You are bound to get flack for posing the question, important though it is for families. Still, the moment we are living through presents natural opportunities for families to talk together about issues they once may have avoided.

Will white parents talk to their kids more about the lived experiences of people of other races and religions, and our country’s history of inequality? Will our boys remember conversations about respecting women’s bodies and boundaries because of the notorious “Access Hollywood” tape? Will more children learn about civic engagement and making their voices and votes count in public life?

Here’s hoping.


Re: Aug. 26 commentary, “Two Views: Why your Confederate grandfathers would not be pleased.”

Youngblood is woefully (and willfully?) ignorant of history. The Confederacy was all about preserving slavery. Confederate Vice President Alexander Stephens stated just before the war that the Confederacy was founded “upon the great truth that the negro is not equal to the white man; that slavery, subordination to the superior race, is his natural and moral condition.”

Face it: Confederate monuments are not about remembering the Civil War but about glorifying traitors who waged war against our government to preserve their right to enslave others.

The Confederacy must be remembered, but as Nazism is in Germany — as a shameful part of our past. Confederate flags are frequently seen at neo-Nazi rallies because the causes are alike. Youngblood and others need to confront the truth: The Confederacy was not honorable but was based on a sick, immoral principle. It’s time to remove monuments to traitors who fought for an evil cause.

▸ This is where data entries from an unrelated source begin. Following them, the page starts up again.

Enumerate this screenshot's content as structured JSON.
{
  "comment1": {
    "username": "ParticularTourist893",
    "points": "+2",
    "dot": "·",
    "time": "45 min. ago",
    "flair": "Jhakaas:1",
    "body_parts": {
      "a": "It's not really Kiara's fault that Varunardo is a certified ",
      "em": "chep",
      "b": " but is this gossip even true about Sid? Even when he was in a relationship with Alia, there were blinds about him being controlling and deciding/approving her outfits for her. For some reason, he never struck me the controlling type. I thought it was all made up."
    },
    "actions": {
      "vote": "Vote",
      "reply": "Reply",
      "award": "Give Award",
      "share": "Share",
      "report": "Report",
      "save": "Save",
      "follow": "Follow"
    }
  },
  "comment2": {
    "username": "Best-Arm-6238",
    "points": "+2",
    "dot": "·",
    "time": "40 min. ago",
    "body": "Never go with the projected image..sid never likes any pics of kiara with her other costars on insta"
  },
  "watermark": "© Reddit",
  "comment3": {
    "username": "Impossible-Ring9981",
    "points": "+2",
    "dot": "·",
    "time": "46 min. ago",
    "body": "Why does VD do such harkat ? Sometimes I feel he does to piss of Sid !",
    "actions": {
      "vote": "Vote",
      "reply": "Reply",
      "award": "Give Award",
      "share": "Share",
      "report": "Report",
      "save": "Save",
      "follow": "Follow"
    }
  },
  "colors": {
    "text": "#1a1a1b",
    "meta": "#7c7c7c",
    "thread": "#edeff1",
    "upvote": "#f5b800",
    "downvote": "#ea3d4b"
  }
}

Re: Aug. 26 commentary, “Two Views: Why your Confederate grandfathers would not be pleased.”

Judging from what I’ve seen in the media, I thought I was totally out of step relative to removing Confederate statues.

I kept thinking this is history you people are taking down and hiding. That’s not right. You can’t rewrite history because it is something you think was wrong. Then I read Bruce Youngblood’s commentary in the Austin American Statesman.

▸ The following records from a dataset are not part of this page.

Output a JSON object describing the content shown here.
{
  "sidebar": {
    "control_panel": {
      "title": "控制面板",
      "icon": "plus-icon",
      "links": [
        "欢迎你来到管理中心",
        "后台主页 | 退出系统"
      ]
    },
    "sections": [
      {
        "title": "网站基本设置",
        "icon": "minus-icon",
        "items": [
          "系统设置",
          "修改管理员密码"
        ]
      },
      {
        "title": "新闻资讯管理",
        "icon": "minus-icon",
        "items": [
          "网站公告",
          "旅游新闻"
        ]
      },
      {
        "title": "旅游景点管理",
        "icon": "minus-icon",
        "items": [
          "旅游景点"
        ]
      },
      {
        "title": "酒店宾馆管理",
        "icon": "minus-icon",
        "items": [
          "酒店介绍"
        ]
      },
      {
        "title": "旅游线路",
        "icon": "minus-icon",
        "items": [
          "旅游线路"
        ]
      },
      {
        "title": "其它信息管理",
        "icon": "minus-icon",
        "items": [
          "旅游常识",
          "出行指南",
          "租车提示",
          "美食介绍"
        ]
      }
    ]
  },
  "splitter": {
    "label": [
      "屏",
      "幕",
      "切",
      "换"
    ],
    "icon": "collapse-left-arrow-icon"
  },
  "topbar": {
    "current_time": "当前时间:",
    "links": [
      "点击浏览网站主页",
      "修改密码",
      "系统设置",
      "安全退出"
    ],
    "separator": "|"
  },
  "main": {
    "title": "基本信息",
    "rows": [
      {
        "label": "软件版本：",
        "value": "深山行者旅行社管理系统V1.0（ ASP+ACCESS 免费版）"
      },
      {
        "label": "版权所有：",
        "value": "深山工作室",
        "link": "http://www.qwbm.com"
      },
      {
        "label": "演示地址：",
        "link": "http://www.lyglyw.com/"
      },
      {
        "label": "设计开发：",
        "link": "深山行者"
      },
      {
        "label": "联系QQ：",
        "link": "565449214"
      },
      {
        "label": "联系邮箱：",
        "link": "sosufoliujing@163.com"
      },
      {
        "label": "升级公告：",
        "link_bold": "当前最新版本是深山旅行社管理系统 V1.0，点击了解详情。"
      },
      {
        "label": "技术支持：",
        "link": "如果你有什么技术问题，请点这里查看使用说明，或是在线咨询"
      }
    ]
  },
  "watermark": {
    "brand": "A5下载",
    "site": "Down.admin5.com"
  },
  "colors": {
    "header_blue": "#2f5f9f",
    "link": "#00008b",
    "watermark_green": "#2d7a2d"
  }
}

How relieved I was to think someone else thinks removing the statues are wrong. It’s unfortunate he is not our governor. Thank you, Mr. Youngblood.


There are many stories emerging out of the devastating events of Hurricane Harvey.

One lesson in this epic storm is seeing Texans helping Texans standing in sharp contrast to the prevailing mood of division, obstructionism, and lack of empathy that exists in America in 2017. Texans are proud and caring people. It is in challenges like Harvey that the best in our state’s brothers and sisters is on full display. Perhaps this gut-wrenching punch from Mother Nature can serve as a beacon to our nation and the world that Americans are still capable of bringing out the best in themselves to help and serve others.


Re: Aug. 25 commentary, “Herman: When it comes to bathrooms, I take my wife’s opinion.”

Thank you for publishing the picture of the unisex Drafthouse bathroom design in Ken Herman’s column.

It is a claustrophobic nightmare. The stalls are narrow and have doors floor to ceiling — did anyone consider ventilation? How about the narrow space between the stalls and the sinks — great for rubbing up against each other — this is a co-ed bathroom, you know. This is not a solution, it is a problem.